New Cook bit her lip, still unsure of her place at Gullenborg. “A warm supper would be a comfort, Madame, and the young stable boy brought me two fat rabbits some days ago. They are well hung now and will make a savory ragout.” New Cook took a deep breath and continued. “If I may say, Madame, you have become too thin.”
“You are right, Cook,” The Uzanne said, catching sight of her reflection in the dark window glass. “And how did you know that I am fond of rabbit?”
“It's my job to know, Madame.” New Cook curtsied, thrilled with this exchange, and hurried back down the kitchen stairs. “This is the night we will finally bury Old Cook,” she said to the skinned rabbits, hanging from hooks in the larder. “What was it the gentleman said she liked best, boys? Strips of carrots thin as matchsticks. Pearl onions, but not so many as to be cheap. A thick sauce with rosemary and a splash of Burgundy wine. And where are they now?” she muttered, looking through the bins and jars. New Cook took the hearth stool and clambered up, reaching to the back of the uppermost shelf until her hand felt the smooth cool curve of a canister pressed against the wall. She screwed off the lid and dipped in a finger and brought it to the tip of her pink tongue but did not taste. “Here they are! Just as the s
ekretaire
said: the Madame is extra fond of a certain dried mushroom. Morels ground into a fine powder. Fit for a king, he said.”

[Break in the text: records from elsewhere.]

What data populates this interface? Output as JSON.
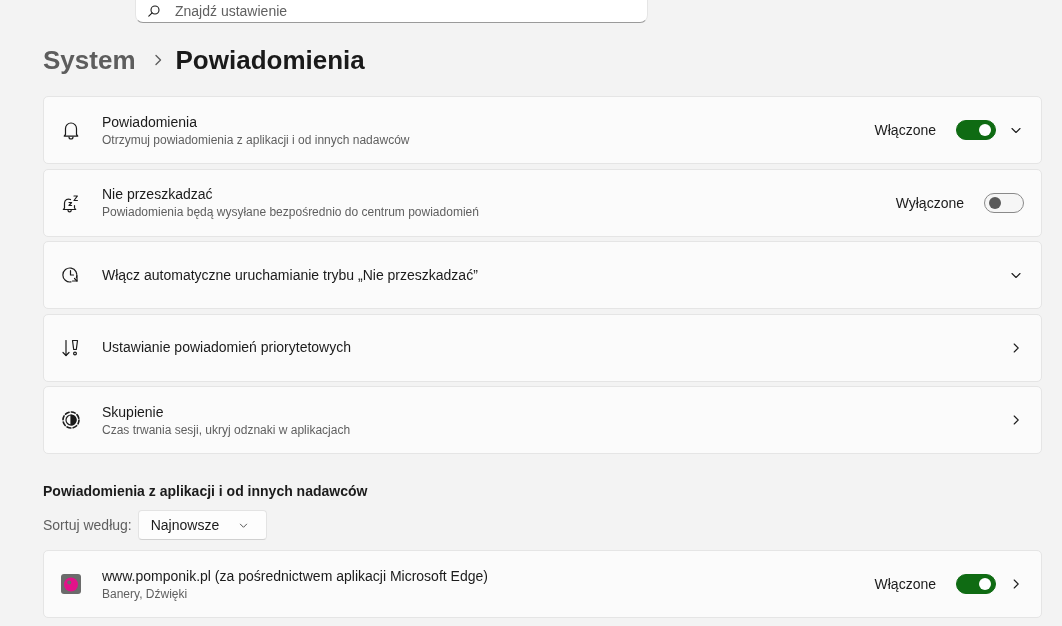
{
  "search": {
    "placeholder": "Znajdź ustawienie"
  },
  "breadcrumb": {
    "parent": "System",
    "current": "Powiadomienia"
  },
  "settings": [
    {
      "kind": "expander",
      "title": "Powiadomienia",
      "subtitle": "Otrzymuj powiadomienia z aplikacji i od innych nadawców",
      "toggle": {
        "label": "Włączone",
        "on": true
      },
      "expanded": false
    },
    {
      "kind": "plain",
      "title": "Nie przeszkadzać",
      "subtitle": "Powiadomienia będą wysyłane bezpośrednio do centrum powiadomień",
      "toggle": {
        "label": "Wyłączone",
        "on": false
      }
    },
    {
      "kind": "expander",
      "title": "Włącz automatyczne uruchamianie trybu „Nie przeszkadzać”",
      "expanded": false
    },
    {
      "kind": "link",
      "title": "Ustawianie powiadomień priorytetowych"
    },
    {
      "kind": "link",
      "title": "Skupienie",
      "subtitle": "Czas trwania sesji, ukryj odznaki w aplikacjach"
    }
  ],
  "apps": {
    "heading": "Powiadomienia z aplikacji i od innych nadawców",
    "sort": {
      "label": "Sortuj według:",
      "value": "Najnowsze"
    },
    "items": [
      {
        "kind": "link",
        "title": "www.pomponik.pl (za pośrednictwem aplikacji Microsoft Edge)",
        "subtitle": "Banery, Dźwięki",
        "toggle": {
          "label": "Włączone",
          "on": true
        }
      }
    ]
  }
}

The two rabbits were transformed into the most succulent of dishes, tender morsels bathed in a rich, dark sauce. The Uzanne requested a second portion, an almost unheard of compliment. “It was exactly what I was wanting,” The Uzanne said, putting down her knife.
“I am learning Old Cook's secrets, Madame.” New Cook blushed with pleasure. “I found the dried mushroom powder on a high shelf, just as I was told.”
The Uzanne's eyes were closed and her face still, but she gripped the edge of her desk as if she were falling off a cliff. “Told by who?”
“A
sekretaire
. He said you told him you were missing something and wanted his help in finding it.” New Cook trembled with excitement at her success. “Would Madame want something sweet now?”
“No, Cook,” The Uzanne said, turning to the empty case on the wall. “I feel a little sleepy, and a moment's rest would do me some good.”